Well I needed a cheap hobby gun to work on, since I was just sitting here all day, not doing anything other than wishing that I could go back to work, so I bought it for a seriously low-ball price.
As it turned out, the receiver was a low-number 1903 receiver that had been re-blued over significant pitting. That had somehow not been mentioned in the auction description. I was about to send it back and demand my money back when I noticed that all of the other parts on the gun seemed to be rather good-condition 03-A3 parts, including the barrel. Someone had rather clumsily hammered a 1903 rear sight base over the barrel and replaced the front blade with one taken from some mystery gun, but it was clearly a late-war Remington barrel. I gauged it and it registered less than 1 on both the throat and muzzle end. This was a new-condition barrel. Likewise, the stock was a very nice walnut C-stock that alone was easily worth more than I'd paid for the rifle. So there was some potential here.

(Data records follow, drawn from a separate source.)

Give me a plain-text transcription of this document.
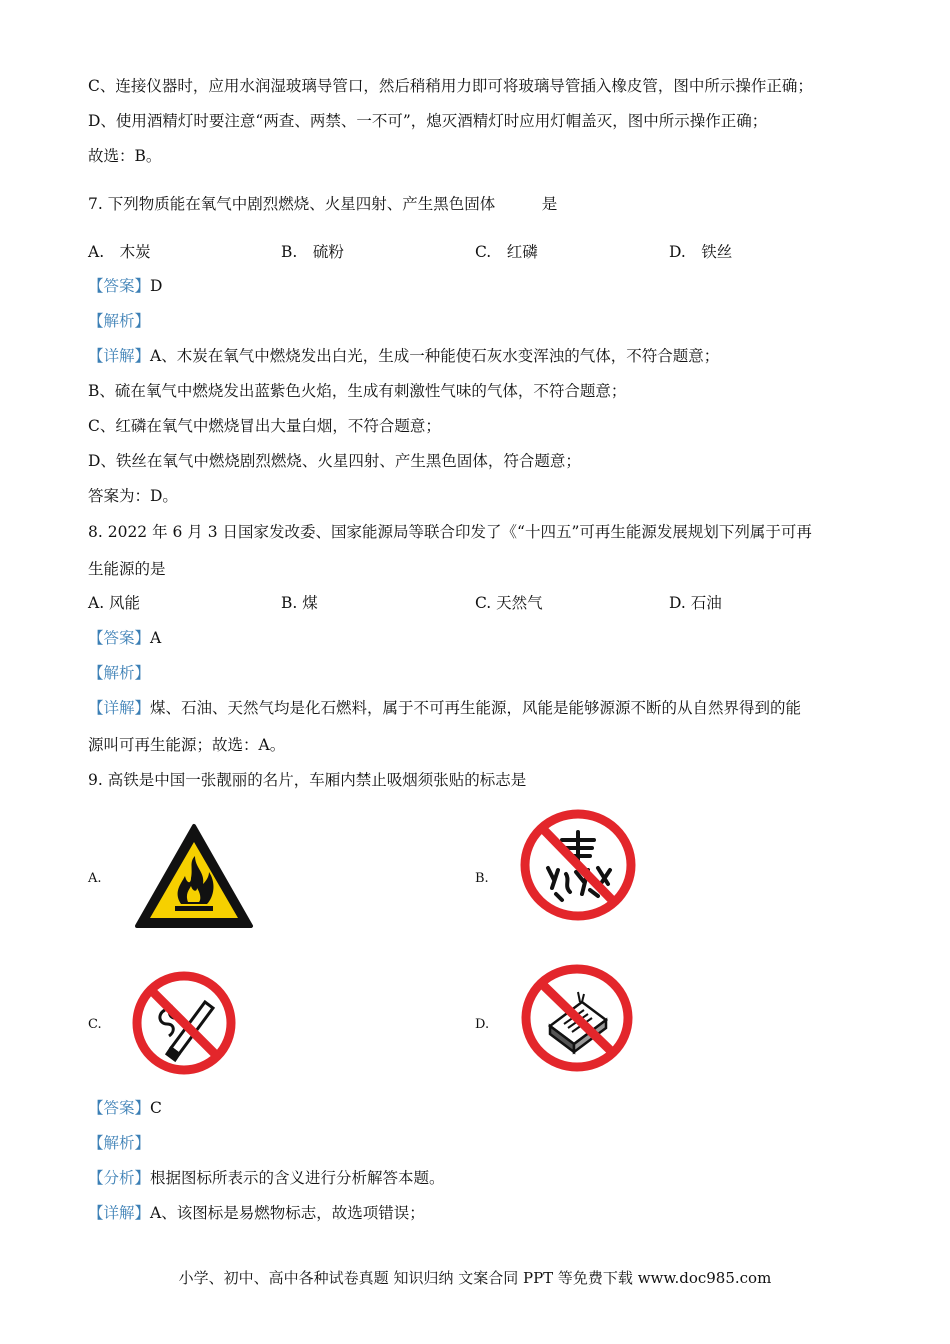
C、连接仪器时，应用水润湿玻璃导管口，然后稍稍用力即可将玻璃导管插入橡皮管，图中所示操作正确；
D、使用酒精灯时要注意“两查、两禁、一不可”，熄灭酒精灯时应用灯帽盖灭，图中所示操作正确；
故选：B。
7. 下列物质能在氧气中剧烈燃烧、火星四射、产生黑色固体　　　是
A.　木炭	B.　硫粉	C.　红磷	D.　铁丝
【答案】D
【解析】
【详解】A、木炭在氧气中燃烧发出白光，生成一种能使石灰水变浑浊的气体，不符合题意；
B、硫在氧气中燃烧发出蓝紫色火焰，生成有刺激性气味的气体，不符合题意；
C、红磷在氧气中燃烧冒出大量白烟，不符合题意；
D、铁丝在氧气中燃烧剧烈燃烧、火星四射、产生黑色固体，符合题意；
答案为：D。
8. 2022 年 6 月 3 日国家发改委、国家能源局等联合印发了《“十四五”可再生能源发展规划下列属于可再
生能源的是
A. 风能	B. 煤	C. 天然气	D. 石油
【答案】A
【解析】
【详解】煤、石油、天然气均是化石燃料，属于不可再生能源，风能是能够源源不断的从自然界得到的能
源叫可再生能源；故选：A。
9. 高铁是中国一张靓丽的名片，车厢内禁止吸烟须张贴的标志是
A.	B.
C.	D.
【答案】C
【解析】
【分析】根据图标所表示的含义进行分析解答本题。
【详解】A、该图标是易燃物标志，故选项错误；
小学、初中、高中各种试卷真题 知识归纳 文案合同 PPT 等免费下载 www.doc985.com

I fixed the bolt by unplugging the hole and replacing both the firing pin striker and the extractor (it had been broken off too), and the project shifted to the back burner for a long while until I had the good fortune to come across a very nice (and very cheap) Remington 1903A3 receiver that had been taken off of a drill rifle. Now it was a crying shame, but at sometime back in the day, our government had taken thousands of these old Springfields and welded up the bolts and barrels, rendering them "permanently non-firing" and relegating them to display pieces good for training only. Many wound up in ROTC units and other ceremonial details, and when no longer needed, they were sold off or broken up--an ignominious end for many once excellent rifles.
The receiver that I got--a Remington to match the barrel--had been re-activated by cutting the old barrel, bolt and safety off and replacing the bolt and safety with new pieces. This one had a beautiful greenish parkerizing and only a slight shiny spot to show where the weld had been removed from the safety. I took this receiver and all of the other parts to a local gunsmith who, as a former Marine who served back in the 1950's, was quite knowledgeable regarding the Springfields. He checked the components over, pronounced them usable, and mated the barrel up to the new receiver, properly timing and headspacing it and checking it for overall safe function. After what seemed like forever,he told me that it was ready and I picked it up today.

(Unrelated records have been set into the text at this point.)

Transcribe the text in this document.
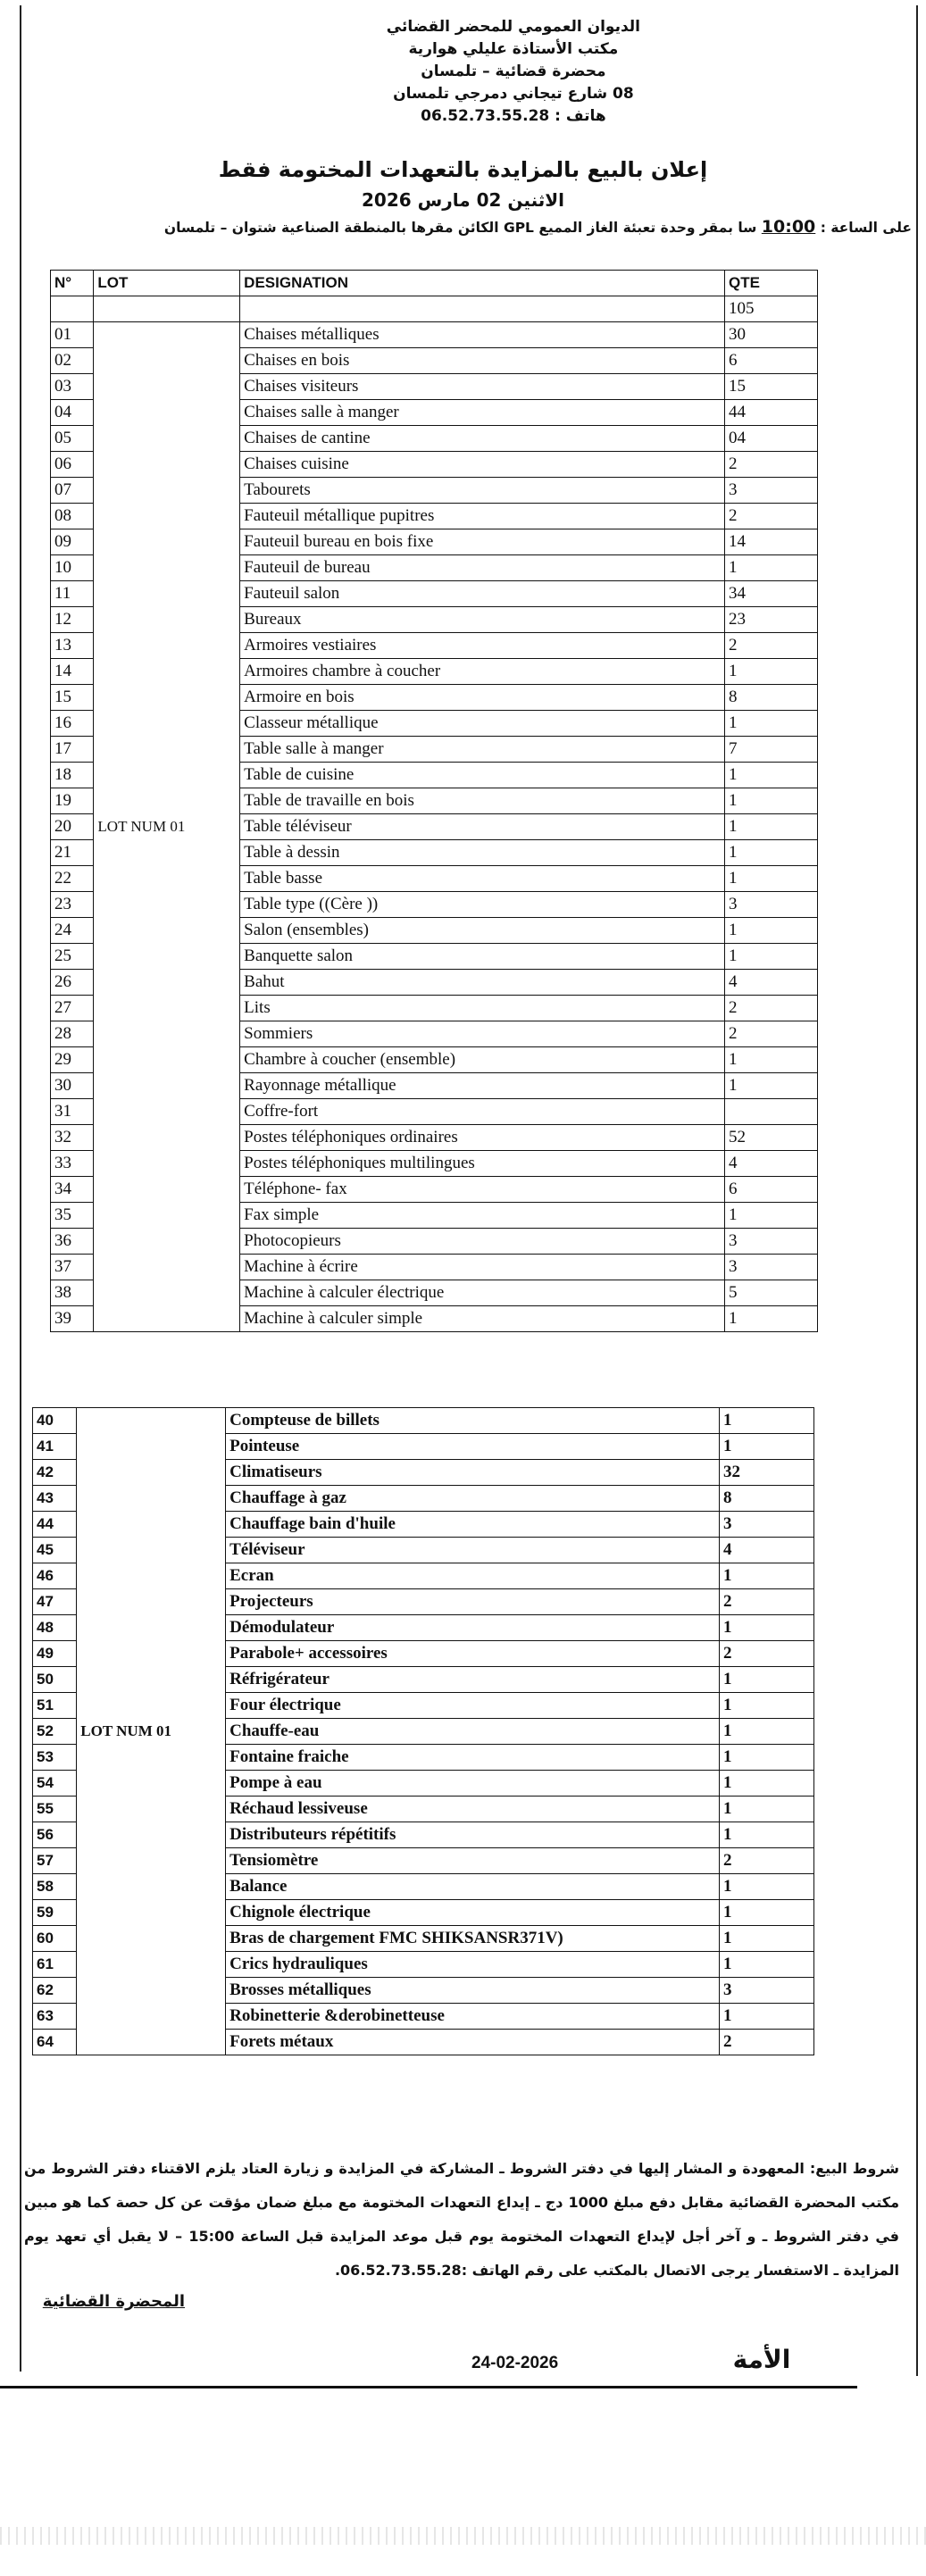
الديوان العمومي للمحضر القضائي
مكتب الأستاذة عليلي هوارية
محضرة قضائية – تلمسان
08 شارع تيجاني دمرجي تلمسان
هاتف : 06.52.73.55.28
إعلان بالبيع بالمزايدة بالتعهدات المختومة فقط
الاثنين 02 مارس 2026
على الساعة : 10:00 سا بمقر وحدة تعبئة الغاز المميع GPL الكائن مقرها بالمنطقة الصناعية شتوان – تلمسان
N°	LOT	DESIGNATION	QTE

			105
01	LOT NUM 01	Chaises métalliques	30
02		Chaises en bois	6
03		Chaises visiteurs	15
04		Chaises salle à manger	44
05		Chaises de cantine	04
06		Chaises cuisine	2
07		Tabourets	3
08		Fauteuil métallique pupitres	2
09		Fauteuil bureau en bois fixe	14
10		Fauteuil de bureau	1
11		Fauteuil salon	34
12		Bureaux	23
13		Armoires vestiaires	2
14		Armoires chambre à coucher	1
15		Armoire en bois	8
16		Classeur métallique	1
17		Table salle à manger	7
18		Table de cuisine	1
19		Table de travaille en bois	1
20		Table téléviseur	1
21		Table à dessin	1
22		Table basse	1
23		Table type ((Cère ))	3
24		Salon (ensembles)	1
25		Banquette salon	1
26		Bahut	4
27		Lits	2
28		Sommiers	2
29		Chambre à coucher (ensemble)	1
30		Rayonnage métallique	1
31		Coffre-fort	
32		Postes téléphoniques ordinaires	52
33		Postes téléphoniques multilingues	4
34		Téléphone- fax	6
35		Fax simple	1
36		Photocopieurs	3
37		Machine à écrire	3
38		Machine à calculer électrique	5
39		Machine à calculer simple	1
40	LOT NUM 01	Compteuse de billets	1
41		Pointeuse	1
42		Climatiseurs	32
43		Chauffage à gaz	8
44		Chauffage bain d'huile	3
45		Téléviseur	4
46		Ecran	1
47		Projecteurs	2
48		Démodulateur	1
49		Parabole+ accessoires	2
50		Réfrigérateur	1
51		Four électrique	1
52		Chauffe-eau	1
53		Fontaine fraiche	1
54		Pompe à eau	1
55		Réchaud lessiveuse	1
56		Distributeurs répétitifs	1
57		Tensiomètre	2
58		Balance	1
59		Chignole électrique	1
60		Bras de chargement FMC SHIKSANSR371V)	1
61		Crics hydrauliques	1
62		Brosses métalliques	3
63		Robinetterie &derobinetteuse	1
64		Forets métaux	2
شروط البيع: المعهودة و المشار إليها في دفتر الشروط ـ المشاركة في المزايدة و زيارة العتاد يلزم الاقتناء دفتر الشروط من مكتب المحضرة القضائية مقابل دفع مبلغ 1000 دج ـ إيداع التعهدات المختومة مع مبلغ ضمان مؤقت عن كل حصة كما هو مبين في دفتر الشروط ـ و آخر أجل لإيداع التعهدات المختومة يوم قبل موعد المزايدة قبل الساعة 15:00 – لا يقبل أي تعهد يوم المزايدة ـ الاستفسار يرجى الاتصال بالمكتب على رقم الهاتف :06.52.73.55.28.
المحضرة القضائية
24-02-2026	الأمة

Meanwhile, I'd acquired one of the old wood-grain plastic stocks that the Navy had put many of these rifles into back in the 1960's, the theory being that the plastic would be cheaper and less susceptible to warping in wet or humid environments than the wood stocks. Putting the rifle in this stock allows me to save the valuable C-stock while giving me a slightly lighter rifle that I can hunt with or take with me on camping trips without my having to worry about dinging it up. Plus it now has that neat and historically-accurate Navy look. I even finished it off with a blue web Navy-issue sling.

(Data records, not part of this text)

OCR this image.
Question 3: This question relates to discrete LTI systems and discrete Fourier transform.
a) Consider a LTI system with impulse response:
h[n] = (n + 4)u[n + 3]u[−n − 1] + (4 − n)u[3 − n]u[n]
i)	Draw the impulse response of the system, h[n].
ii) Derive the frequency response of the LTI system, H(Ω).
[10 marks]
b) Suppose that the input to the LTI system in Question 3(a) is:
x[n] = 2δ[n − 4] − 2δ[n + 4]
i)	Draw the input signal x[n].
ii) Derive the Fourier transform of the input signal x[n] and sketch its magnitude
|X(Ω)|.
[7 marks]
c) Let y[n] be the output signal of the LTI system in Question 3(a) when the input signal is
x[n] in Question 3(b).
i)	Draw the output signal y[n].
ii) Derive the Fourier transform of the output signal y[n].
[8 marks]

So now I have this rifle:As you can see, it fits in well with the other '03 Springfields while also standing out as a distinct and somewhat unique variation.
And like it's brothers on the rack, it's not only a good shooter, but a veteran whose wartime service to this country earned it a better end than to see it welded into a wall hanger or reduced to scrap parts. And while some people may say that it's not as sexy as one of those AR-15 rifles that Obama and Company plan on banning in the near future, it's at least as effective in the hands of a capable rifleman and it's a lot more historically significant, plus I can hike with it without alarming ever eco-freak bunny-hugger who sees it--these aren't all "scary looking" like those evil black rifles are, even though it can reach out just as far if not farther than most so-called "assault rifles". It also feeds off of the ample stock of .30-06 ammunition that I've squirreled away for the Garands and the Browning. Ammo shortage? Not here and not in that caliber.
Call me Old School, but this works for me.